1. Ahead of winter, surge all forms of humanitarian throughout Gaza by:
-Enabling a minimum of 350 trucks per day to enter Gaza through upholding your prior commitment to allow assistance to enter Gaza consistently through all four major crossings (Erez West, Erez East, Gate 96, and Kerem Shalom), as well as opening a new fifth crossing.
-Instituting adequate humanitarian pauses across Gaza as necessary to enable humanitarian activities, including vaccinations, deliveries, and distribution, for at least the next four months.
-Allowing people in Muwasi and the humanitarian zone to move inland before winter.
-Enhancing security for fixed humanitarian sites and movements.
-Rescinding evacuation orders when there is no operational need.
-Facilitating rapid implementation of the World Food Program winter and logistics plan to repair roads, install warehousing, and expand platforms and staging areas.

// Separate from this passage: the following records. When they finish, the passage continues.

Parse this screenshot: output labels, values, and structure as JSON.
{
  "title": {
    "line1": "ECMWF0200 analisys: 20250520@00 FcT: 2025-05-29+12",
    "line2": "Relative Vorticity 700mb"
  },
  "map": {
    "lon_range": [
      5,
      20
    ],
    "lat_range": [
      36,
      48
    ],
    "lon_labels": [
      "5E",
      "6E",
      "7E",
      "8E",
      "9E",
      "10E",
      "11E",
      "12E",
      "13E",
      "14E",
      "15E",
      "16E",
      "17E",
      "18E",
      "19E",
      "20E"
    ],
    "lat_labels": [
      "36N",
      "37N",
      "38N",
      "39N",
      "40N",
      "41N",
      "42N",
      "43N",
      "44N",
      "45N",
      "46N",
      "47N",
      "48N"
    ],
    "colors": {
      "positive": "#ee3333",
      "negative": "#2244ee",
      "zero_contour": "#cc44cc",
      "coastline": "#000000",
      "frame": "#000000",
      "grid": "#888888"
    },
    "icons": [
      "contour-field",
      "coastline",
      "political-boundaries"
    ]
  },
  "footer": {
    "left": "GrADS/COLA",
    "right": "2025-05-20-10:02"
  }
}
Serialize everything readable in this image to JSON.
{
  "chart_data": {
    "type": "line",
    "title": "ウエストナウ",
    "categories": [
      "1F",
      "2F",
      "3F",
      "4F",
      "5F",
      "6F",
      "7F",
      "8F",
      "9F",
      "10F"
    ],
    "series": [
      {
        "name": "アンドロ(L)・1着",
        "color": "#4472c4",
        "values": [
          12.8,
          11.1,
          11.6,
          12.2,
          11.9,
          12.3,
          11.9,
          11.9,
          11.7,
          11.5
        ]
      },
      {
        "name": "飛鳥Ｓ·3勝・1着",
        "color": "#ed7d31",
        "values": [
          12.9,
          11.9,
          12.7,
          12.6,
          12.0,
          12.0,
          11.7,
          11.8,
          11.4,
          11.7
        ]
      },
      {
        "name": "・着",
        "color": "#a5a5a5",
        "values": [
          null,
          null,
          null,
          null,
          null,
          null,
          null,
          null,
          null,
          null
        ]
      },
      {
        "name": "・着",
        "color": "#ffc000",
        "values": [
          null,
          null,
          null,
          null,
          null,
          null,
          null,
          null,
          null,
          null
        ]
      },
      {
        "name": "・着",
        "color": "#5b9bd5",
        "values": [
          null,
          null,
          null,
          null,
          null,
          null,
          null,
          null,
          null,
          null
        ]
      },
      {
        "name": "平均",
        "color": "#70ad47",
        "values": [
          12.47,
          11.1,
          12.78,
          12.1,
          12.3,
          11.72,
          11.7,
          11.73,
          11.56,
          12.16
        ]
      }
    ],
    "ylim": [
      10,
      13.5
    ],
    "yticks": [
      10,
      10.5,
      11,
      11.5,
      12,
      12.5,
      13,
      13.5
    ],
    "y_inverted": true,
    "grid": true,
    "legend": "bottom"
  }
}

-Ensuring Israeli Coordination and Liaison (CLA) officers can communicate with humanitarian convoys at checkpoints and assign division-level liaison officers from Southern Command to the Joint Coordination Board.
-Removing restrictions on the use of container and closed trucks and increasing the number of vetted drivers to 400.
-Removing an agreed list of essential items from the dual-use restricted list.
-Provided expedited clearance processing at the Port of Ashdod for Gaza-bound humanitarian assistance.
2. Ensure that the commercial and Jordan Armed Forces (JAF) corridors are functioning at full and continuous capacity by:
-Waiving customs requirements on the JAF corridor until such time as the UN is able to implement its own process.
-Allowing the JAF to enter the Gaza Strip through the northern crossings, and others as agreed.
-Reinstating a minimum of 50-100 commercial trucks per day.
3. End isolation of northern Gaza by:
-Reaffirming that there will be no Israeli government policy of forced evacuation of civilians from northern to southern Gaza.
-Ensuring humanitarian organizations have continuous access to northern Gaza through northern crossings and from southern Gaza.